Au XXème sièclecertains médecins continuent à les utiliser et un article médical de 1949 et recommandent leur utilisation « pour les congestions viscérales, les péricardites, les myélites, l’œdème laryngé, l’angine de poitrine, l’hémiplégie, les autres états congestifs et inflammatoires (céphalées, vertiges, otites, entorses et luxations, les contusions) ». Elles disparaissent ensuite rapidement de la panoplie des moyens thérapeutiques européens, même si encore citées par le Dictionnaire Vidal de 1960 (avec une page complète d'indications thérapeutiques des sangsues médicinales). Il faut attendre 1972 pour que la sécurité sociale arrête officiellement de rembourser leur usage.

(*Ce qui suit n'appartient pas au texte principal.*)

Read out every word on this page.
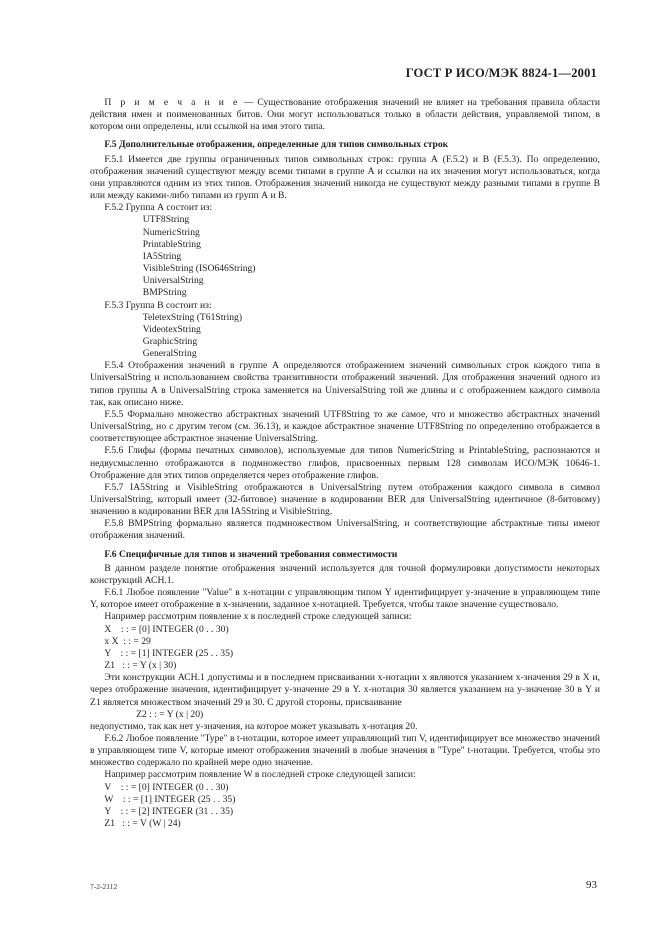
ГОСТ Р ИСО/МЭК 8824-1—2001

П р и м е ч а н и е — Существование отображения значений не влияет на требования правила области действия имен и поименованных битов. Они могут использоваться только в области действия, управляемой типом, в котором они определены, или ссылкой на имя этого типа.

F.5 Дополнительные отображения, определенные для типов символьных строк

F.5.1 Имеется две группы ограниченных типов символьных строк: группа А (F.5.2) и В (F.5.3). По определению, отображения значений существуют между всеми типами в группе А и ссылки на их значения могут использоваться, когда они управляются одним из этих типов. Отображения значений никогда не существуют между разными типами в группе В или между какими-либо типами из групп А и В.

F.5.2 Группа А состоит из:

UTF8String

NumericString

PrintableString

IA5String

VisibleString (ISO646String)

UniversalString

BMPString

F.5.3 Группа В состоит из:

TeletexString (T61String)

VideotexString

GraphicString

GeneralString

F.5.4 Отображения значений в группе А определяются отображением значений символьных строк каждого типа в UniversalString и использованием свойства транзитивности отображений значений. Для отображения значений одного из типов группы А в UniversalString строка заменяется на UniversalString той же длины и с отображением каждого символа так, как описано ниже.

F.5.5 Формально множество абстрактных значений UTF8String то же самое, что и множество абстрактных значений UniversalString, но с другим тегом (см. 36.13), и каждое абстрактное значение UTF8String по определению отображается в соответствующее абстрактное значение UniversalString.

F.5.6 Глифы (формы печатных символов), используемые для типов NumericString и PrintableString, распознаются и недвусмысленно отображаются в подмножество глифов, присвоенных первым 128 символам ИСО/МЭК 10646-1. Отображение для этих типов определяется через отображение глифов.

F.5.7 IA5String и VisibleString отображаются в UniversalString путем отображения каждого символа в символ UniversalString, который имеет (32-битовое) значение в кодировании BER для UniversalString идентичное (8-битовому) значению в кодировании BER для IA5String и VisibleString.

F.5.8 BMPString формально является подмножеством UniversalString, и соответствующие абстрактные типы имеют отображения значений.

F.6 Специфичные для типов и значений требования совместимости

В данном разделе понятие отображения значений используется для точной формулировки допустимости некоторых конструкций АСН.1.

F.6.1 Любое появление "Value" в x-нотации с управляющим типом Y идентифицирует y-значение в управляющем типе Y, которое имеет отображение в x-значении, заданное x-нотацией. Требуется, чтобы такое значение существовало.

Например рассмотрим появление x в последней строке следующей записи:

X    : : = [0] INTEGER (0 . . 30)

x X  : : = 29

Y    : : = [1] INTEGER (25 . . 35)

Z1   : : = Y (x | 30)

Эти конструкции АСН.1 допустимы и в последнем присваивании x-нотации x являются указанием x-значения 29 в X и, через отображение значения, идентифицирует y-значение 29 в Y. x-нотация 30 является указанием на y-значение 30 в Y и Z1 является множеством значений 29 и 30. С другой стороны, присваивание

Z2 : : = Y (x | 20)

недопустимо, так как нет y-значения, на которое может указывать x-нотация 20.

F.6.2 Любое появление "Type" в t-нотации, которое имеет управляющий тип V, идентифицирует все множество значений в управляющем типе V, которые имеют отображения значений в любые значения в "Type" t-нотации. Требуется, чтобы это множество содержало по крайней мере одно значение.

Например рассмотрим появление W в последней строке следующей записи:

V    : : = [0] INTEGER (0 . . 30)

W    : : = [1] INTEGER (25 . . 35)

Y    : : = [2] INTEGER (31 . . 35)

Z1   : : = V (W | 24)

7-2-2112	93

Le Pr Jacques Baudet (né le 11 janvier 1938) les remets à l'honneur en France, en chirurgie plastique et réparatrice, du fait de leur "appétit" pour le sang désaturé en oxygène, comme seul moyen de sauver un greffon cutané en train de mourir à cause d'une stase veineuse, la où le retour veineux s'effectue mal.

Au XXIe siècle, des études indiquent qu'elles peuvent soulager l'arthrite et d'autres maladies. Aux Etats-Unis, la Food and Drug Administration (FDA), a réautorisé la vente et l'utilisation des sangsues en limitant toutefois leur utilisation à la microchirurgie et aux chirurgies plastiques. Elles sont aussi utilisées par la médecine contemporaine pour certains traitements post-chirurgicaux. Des femmes garde-malades emportent à domicile les sangsues pour les appliquer sur les malades, sur indication du médecin.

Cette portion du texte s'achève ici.